Published: 15 August 2005

Abstract

Background

Peptide Mass Fingerprinting (PMF) is a widely used mass spectrometry (MS) method of analysis of proteins and peptides. It relies on the comparison between experimentally determined and theoretical mass spectra. The PMF process requires calibration, usually performed with external or internal calibrants of known molecular masses.

Results

We have introduced two novel MS calibration methods. The first method utilises the local similarity of peptide maps generated after separation of complex protein samples by two-dimensional gel electrophoresis. It computes a multiple peak-list alignment of the data set using a modified Minimum Spanning Tree (MST) algorithm. The second method exploits the idea that hundreds of MS samples are measured in parallel on one sample support. It improves the calibration coefficients by applying a two-dimensional Thin Plate Splines (TPS) smoothing algorithm.
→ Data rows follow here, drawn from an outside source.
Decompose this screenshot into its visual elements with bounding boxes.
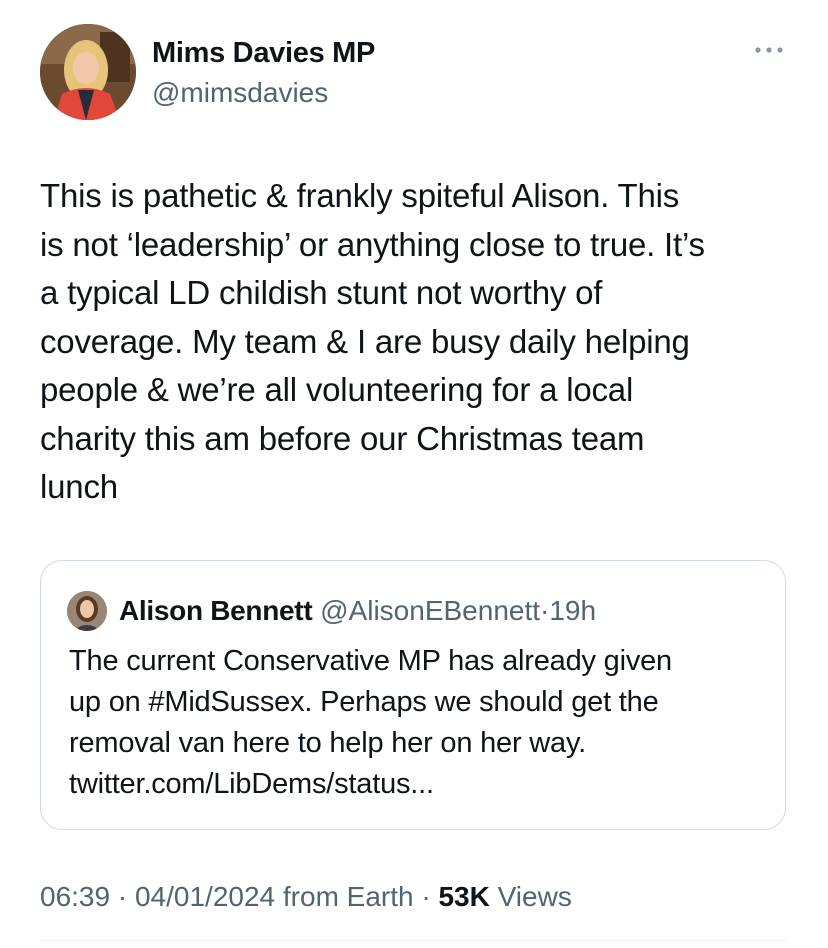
tweet: Mims Davies MP @mimsdavies This is pathe… (0, 0, 828, 948)
meta-separator: · (110, 881, 135, 912)
quoted-tweet-card[interactable]: Alison Bennett @AlisonEBennett·19h The c… (40, 560, 786, 830)
quoted-tweet-time[interactable]: 19h (549, 595, 596, 626)
author-handle[interactable]: @mimsdavies (152, 76, 328, 110)
meta-separator: · (413, 881, 439, 912)
author-name[interactable]: Mims Davies MP (152, 36, 375, 70)
avatar-photo (40, 24, 136, 120)
divider (40, 940, 786, 941)
quoted-tweet-header: Alison Bennett @AlisonEBennett·19h (119, 594, 596, 628)
quoted-tweet-text: The current Conservative MP has already … (69, 645, 672, 800)
quoted-author-avatar (67, 591, 107, 631)
tweet-source: from Earth (275, 881, 414, 912)
more-horizontal-icon[interactable] (752, 40, 786, 60)
tweet-time[interactable]: 06:39 (40, 881, 110, 912)
quoted-author-name[interactable]: Alison Bennett (119, 595, 313, 626)
views-label: Views (489, 881, 572, 912)
quoted-author-handle[interactable]: @AlisonEBennett (320, 595, 540, 626)
author-avatar[interactable] (40, 24, 136, 120)
views-count[interactable]: 53K (438, 881, 489, 912)
tweet-date[interactable]: 04/01/2024 (135, 881, 275, 912)
tweet-meta: 06:39 · 04/01/2024 from Earth · 53K View… (40, 880, 572, 914)
tweet-text: This is pathetic & frankly spiteful Alis… (40, 177, 705, 505)
quoted-separator: · (540, 595, 550, 626)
We studied the novel calibration methods utilising data generated by three different MALDI-TOF-MS instruments. We demonstrate that a PMF data set can be calibrated without resorting to external or relying on widely occurring internal calibrants. The methods developed here were implemented in R and are part of the BioConductor package mscalib available from http://www.bioconductor.org webcite.

Conclusion

The MST calibration algorithm is well suited to calibrate MS spectra of protein samples resulting from two-dimensional gel electrophoretic separation. The TPS based calibration algorithm might be used to correct systematic mass measurement errors observed for large MS sample supports. As compared to other methods, our combined MS spectra calibration strategy increases the peptide/protein identification rate by an additional 5 – 15%.